Sharon: “The New Covenant”


Our friend Sharon reflects on the “new covenant” in Jeremiah’s prophecy and in our lives as believers in Jesus.

jeremiah newcovenant

When we reflect on the reality of the new covenant (in Hebrew there is one expression for new covenant and New Testament) in Jesus and compare it with what is written in the prophecy of Jeremiah, chapter 31, verses 31-34, the question is raised about whether the new covenant (New Testament) and the reality that derives from it responds to the expectations raised by the prophet?

The prophet says: “The days are surely coming, says the Lord, when I will make a new covenant with the house of Israel and the house of Judah. It will not be like the covenant that I made with their ancestors when I took them by the hand to bring them out of the land of Egypt-- a covenant that they broke, though I was their husband, says the Lord. But this is the covenant that I will make with the house of Israel after those days, says the Lord: I will put my law within them, and I will write it on their hearts; and I will be their God, and they shall be my people. No longer shall they teach one another, or say to each other, "Know the Lord," for they shall all know me, from the least of them to the greatest, says the Lord; for I will forgive their iniquity, and remember their sin no more.”

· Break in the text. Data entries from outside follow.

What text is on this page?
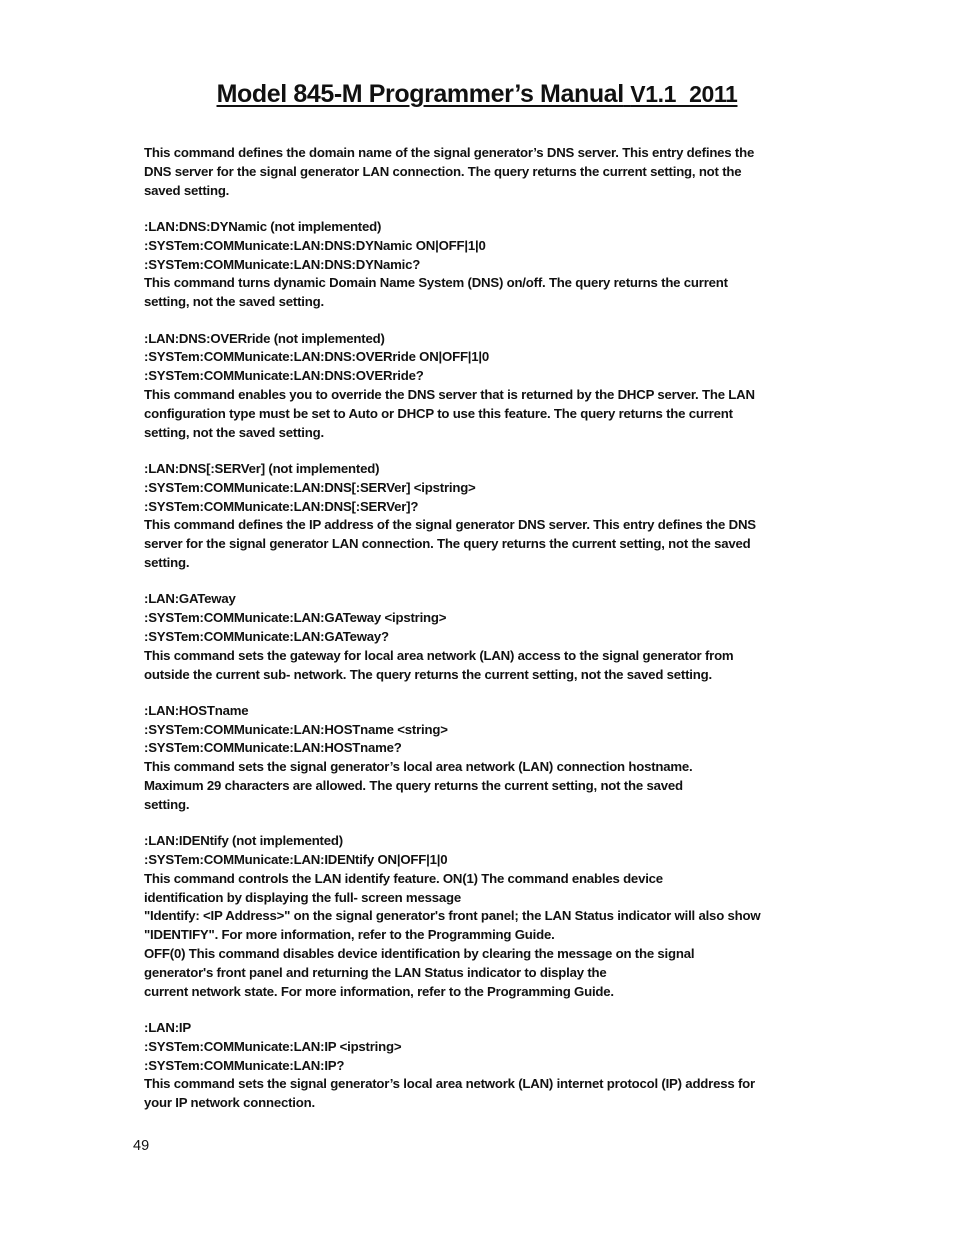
Model 845-M Programmer’s Manual V1.1 2011
This command defines the domain name of the signal generator’s DNS server. This entry defines the
DNS server for the signal generator LAN connection. The query returns the current setting, not the
saved setting.
:LAN:DNS:DYNamic (not implemented)
:SYSTem:COMMunicate:LAN:DNS:DYNamic ON|OFF|1|0
:SYSTem:COMMunicate:LAN:DNS:DYNamic?
This command turns dynamic Domain Name System (DNS) on/off. The query returns the current
setting, not the saved setting.
:LAN:DNS:OVERride (not implemented)
:SYSTem:COMMunicate:LAN:DNS:OVERride ON|OFF|1|0
:SYSTem:COMMunicate:LAN:DNS:OVERride?
This command enables you to override the DNS server that is returned by the DHCP server. The LAN
configuration type must be set to Auto or DHCP to use this feature. The query returns the current
setting, not the saved setting.
:LAN:DNS[:SERVer] (not implemented)
:SYSTem:COMMunicate:LAN:DNS[:SERVer] <ipstring>
:SYSTem:COMMunicate:LAN:DNS[:SERVer]?
This command defines the IP address of the signal generator DNS server. This entry defines the DNS
server for the signal generator LAN connection. The query returns the current setting, not the saved
setting.
:LAN:GATeway
:SYSTem:COMMunicate:LAN:GATeway <ipstring>
:SYSTem:COMMunicate:LAN:GATeway?
This command sets the gateway for local area network (LAN) access to the signal generator from
outside the current sub- network. The query returns the current setting, not the saved setting.
:LAN:HOSTname
:SYSTem:COMMunicate:LAN:HOSTname <string>
:SYSTem:COMMunicate:LAN:HOSTname?
This command sets the signal generator’s local area network (LAN) connection hostname.
Maximum 29 characters are allowed. The query returns the current setting, not the saved
setting.
:LAN:IDENtify (not implemented)
:SYSTem:COMMunicate:LAN:IDENtify ON|OFF|1|0
This command controls the LAN identify feature. ON(1) The command enables device
identification by displaying the full- screen message
"Identify: <IP Address>" on the signal generator's front panel; the LAN Status indicator will also show
"IDENTIFY". For more information, refer to the Programming Guide.
OFF(0) This command disables device identification by clearing the message on the signal
generator's front panel and returning the LAN Status indicator to display the
current network state. For more information, refer to the Programming Guide.
:LAN:IP
:SYSTem:COMMunicate:LAN:IP <ipstring>
:SYSTem:COMMunicate:LAN:IP?
This command sets the signal generator’s local area network (LAN) internet protocol (IP) address for
your IP network connection.
49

However, reality shows that the new covenant (New Testament) is studied from back then until today and that there are still millions of people that do not even have a clue about what is in it.

One needs to note the words “within them” and “on their hearts”. That means that the covenant is an interior one in Jesus, which enables one to know it not in a didactic way, when one sits down and studies from a book and thus acquits knowledge intellectually. This is because learning from a book is not necessarily the way to get to know Jesus. Many sit and read or study the new covenant (New Testament) and this does not necessarily lead to Jesus. When the prophet says “they shall all know”, he means all who encounters or hears Jesus (then or now) and his or her heart was open to him, because interior knowing as is expressed in the new covenant can only take place in the heart of a person (“I will write it on their hearts”).

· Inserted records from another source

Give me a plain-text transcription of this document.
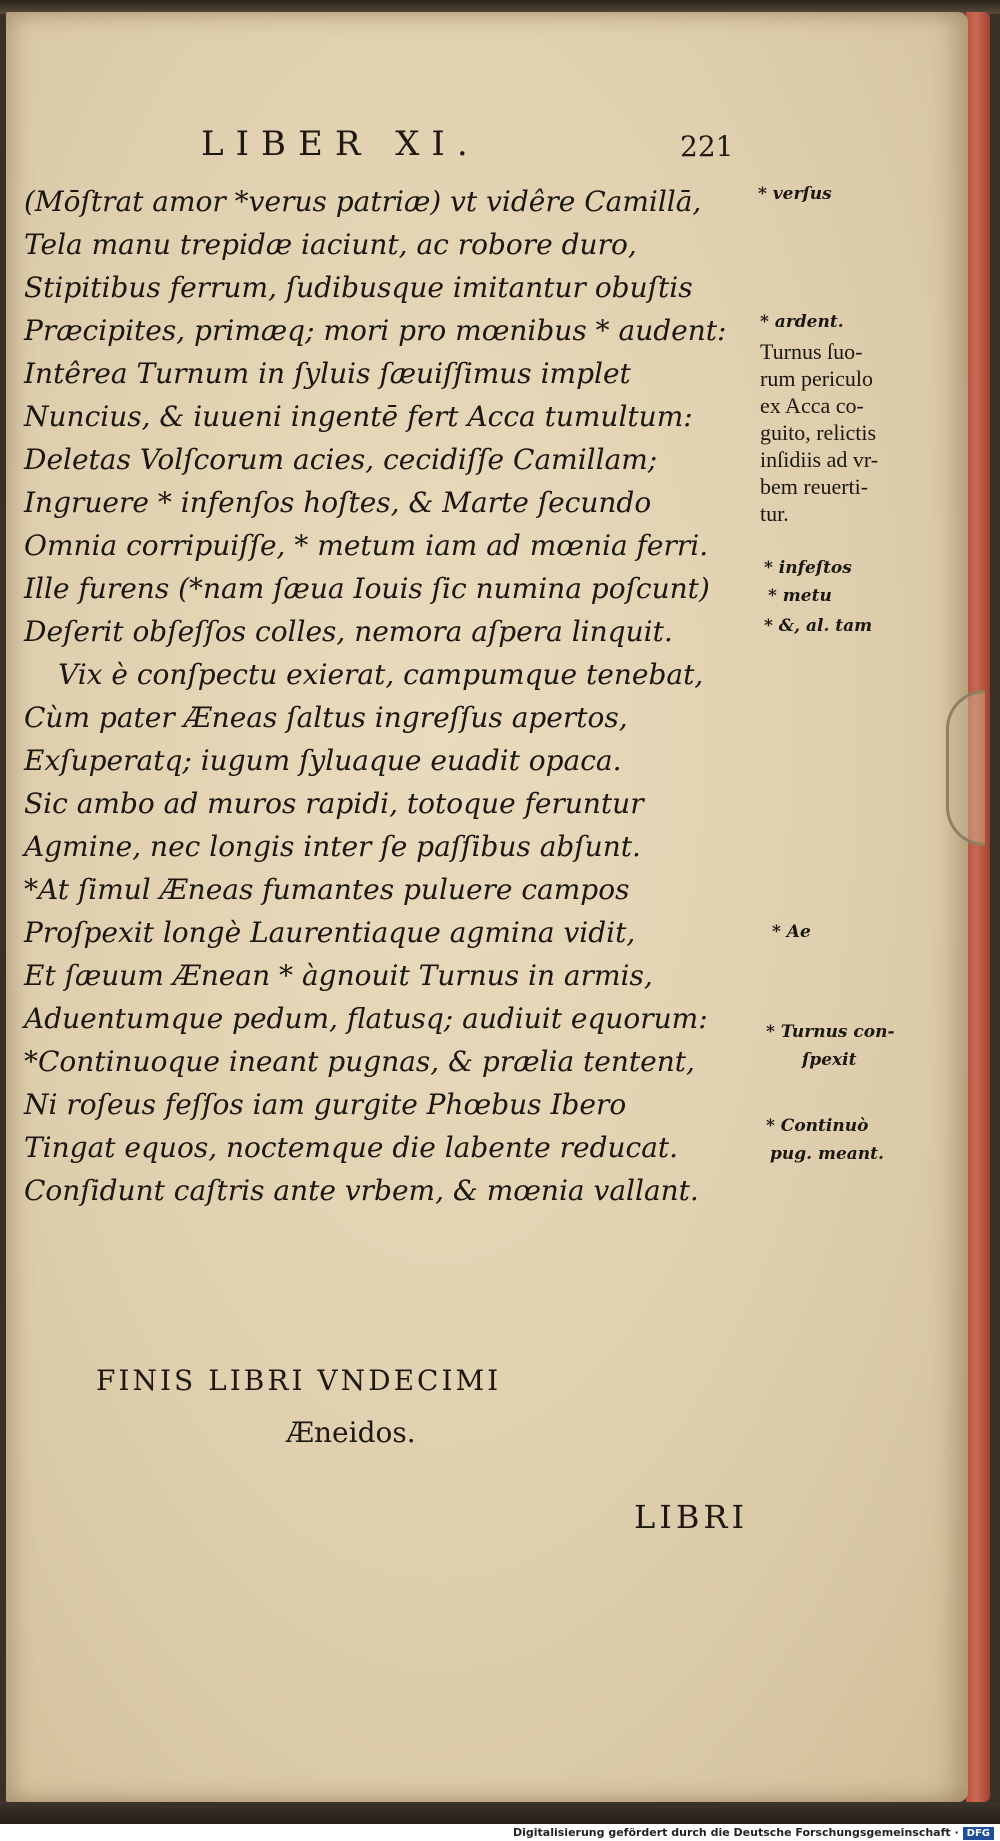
LIBER XI.	221
(Mōſtrat amor *verus patriæ) vt vidêre Camillā,
Tela manu trepidæ iaciunt, ac robore duro,
Stipitibus ferrum, ſudibusque imitantur obuſtis
Præcipites, primæq; mori pro mœnibus * audent:
Intêrea Turnum in ſyluis ſæuiſſimus implet
Nuncius, & iuueni ingentē fert Acca tumultum:
Deletas Volſcorum acies, cecidiſſe Camillam;
Ingruere * infenſos hoſtes, & Marte ſecundo
Omnia corripuiſſe, * metum iam ad mœnia ferri.
Ille furens (*nam ſæua Iouis ſic numina poſcunt)
Deſerit obſeſſos colles, nemora aſpera linquit.
Vix è conſpectu exierat, campumque tenebat,
Cùm pater Æneas ſaltus ingreſſus apertos,
Exſuperatq; iugum ſyluaque euadit opaca.
Sic ambo ad muros rapidi, totoque feruntur
Agmine, nec longis inter ſe paſſibus abſunt.
*At ſimul Æneas fumantes puluere campos
Proſpexit longè Laurentiaque agmina vidit,
Et ſæuum Ænean * àgnouit Turnus in armis,
Aduentumque pedum, flatusq; audiuit equorum:
*Continuoque ineant pugnas, & prælia tentent,
Ni roſeus feſſos iam gurgite Phœbus Ibero
Tingat equos, noctemque die labente reducat.
Conſidunt caſtris ante vrbem, & mœnia vallant.
* verſus
* ardent.
Turnus ſuo-
rum periculo
ex Acca co-
guito, relictis
inſidiis ad vr-
bem reuerti-
tur.
* infeſtos
* metu
* &, al. tam
* Ae
* Turnus con-
ſpexit
* Continuò
pug. meant.
FINIS LIBRI VNDECIMI
Æneidos.
LIBRI
Digitalisierung gefördert durch die Deutsche Forschungsgemeinschaft · DFG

Those who opposed Jesus and argued against him, generally did not listen to him with understanding in their heart but rather brought their academic and intellectual learning and this created two opposing poles: intellect and heart, his opponents and Jesus. The opponents of Jesus then could be us today, even among those who are the clergy of today.

Let us pray that it be God’s will that with the spirit filling our hearts we might also know how to listen to Jesus and to others.